Q9: Under the TLTRO 2.0 scheme, will the specified eligible instruments have to be acquired up to fifty per cent from primary market issuances and the remaining fifty per cent from the secondary market. Is this limit fungible between primary and secondary market?
Ans: In order to provide banks flexibility in investment, this condition will not be applicable for funds availed under TLTRO 2.0.
Q10: The Reserve Bank while announcing the fourth TLTRO on April 15, 2020 advised that the maximum amount that a particular bank can invest in the securities issued by a particular entity or group of entities out of the allotment received by it under the TLTRO shall be capped at 10 per cent. Is this condition also applicable to TLTRO conducted before April 15, 2020? Will this condition apply for deployment of funds under TLTRO 2.0?
Ans: This condition applies only to the fourth TLTRO conducted on April 17, 2020. It does not apply to the TLTROs conducted before April 17, 2020. It also does not apply to TLTRO 2.0.
Q11: Will the specified securities acquired from TLTRO funds and kept in HTM category be included in computation of Adjusted Net Bank Credit (ANBC) for the purpose of determining priority sector targets/sub-targets?

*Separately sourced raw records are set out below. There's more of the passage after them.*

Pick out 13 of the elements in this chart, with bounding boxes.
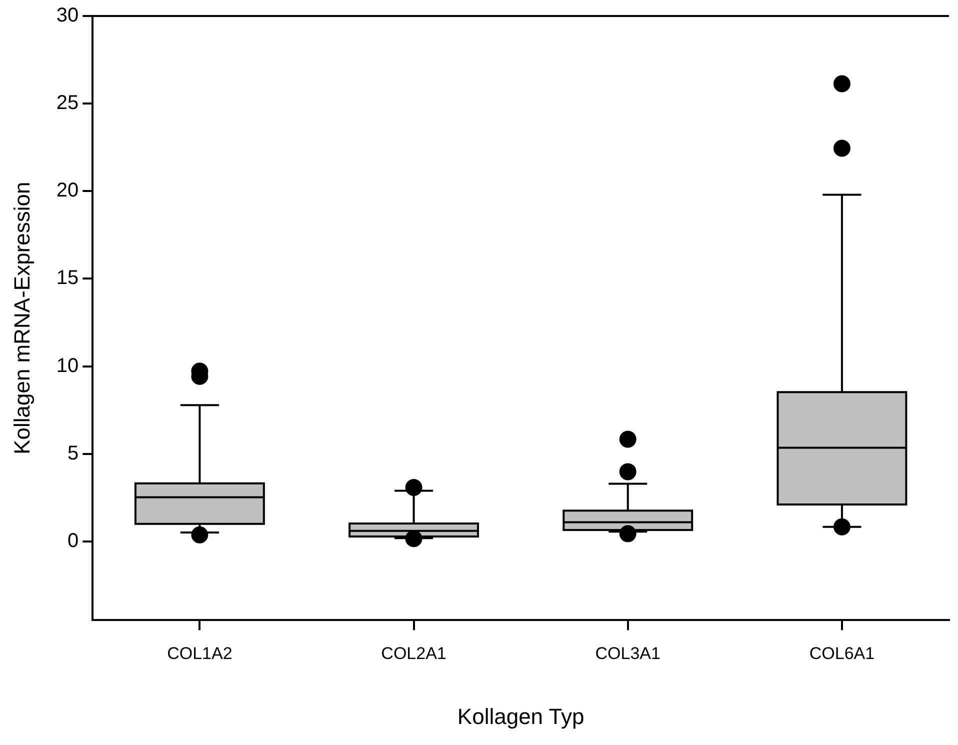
- x-tick-label: COL1A2: [167, 644, 232, 664]
- y-tick-label: 15: [56, 267, 79, 290]
- y-tick-label: 20: [56, 180, 79, 202]
- x-tick-label: COL6A1: [809, 644, 875, 664]
- y-tick-label: 25: [56, 92, 79, 114]
- x-axis-title: Kollagen Typ: [457, 704, 584, 729]
- x-tick-label: COL3A1: [595, 644, 660, 664]
- y-tick-label: 5: [68, 442, 79, 464]
- y-tick-label: 0: [68, 530, 79, 552]
- x-tick-label: COL2A1: [381, 644, 446, 664]
- y-tick-label: 10: [56, 354, 79, 377]
- y-axis-title: Kollagen mRNA-Expression: [9, 182, 34, 454]
- y-tick-label: 30: [56, 4, 79, 27]
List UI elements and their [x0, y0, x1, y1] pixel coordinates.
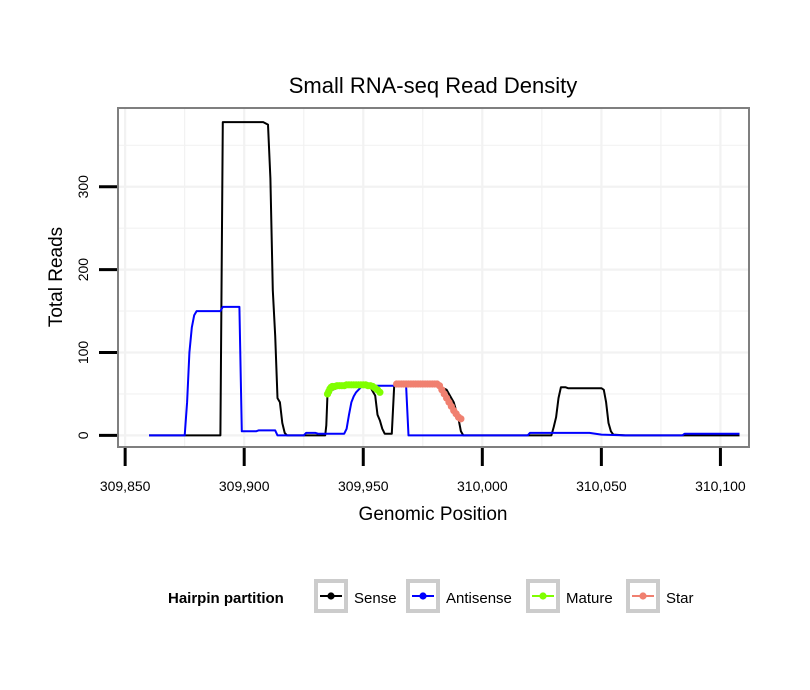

Ans: In terms of the press release 2237/2019-2020 dated April 17, 2020 notifying the TLTRO 2.0 scheme, at least 50 per cent of the total funds availed under the scheme has to be deployed in specified securities issued by small NBFCs of asset size of ₹ 500 crores and below, mid-sized NBFCs of asset size between ₹ 500 crores and ₹ 5000 crores and MFIs. The objective is to ease any liquidity stress and/or impediments to market access that these small and mid-sized entities might be facing. In order to incentivise banks’ investment in the specified securities of these entities, it has been decided that a bank can exclude the face value of such securities kept in the HTM category from computation of adjusted non-food bank credit (ANBC) for the purpose of determining priority sector targets/sub-targets. This exemption is only applicable to the funds availed under TLTRO 2.0.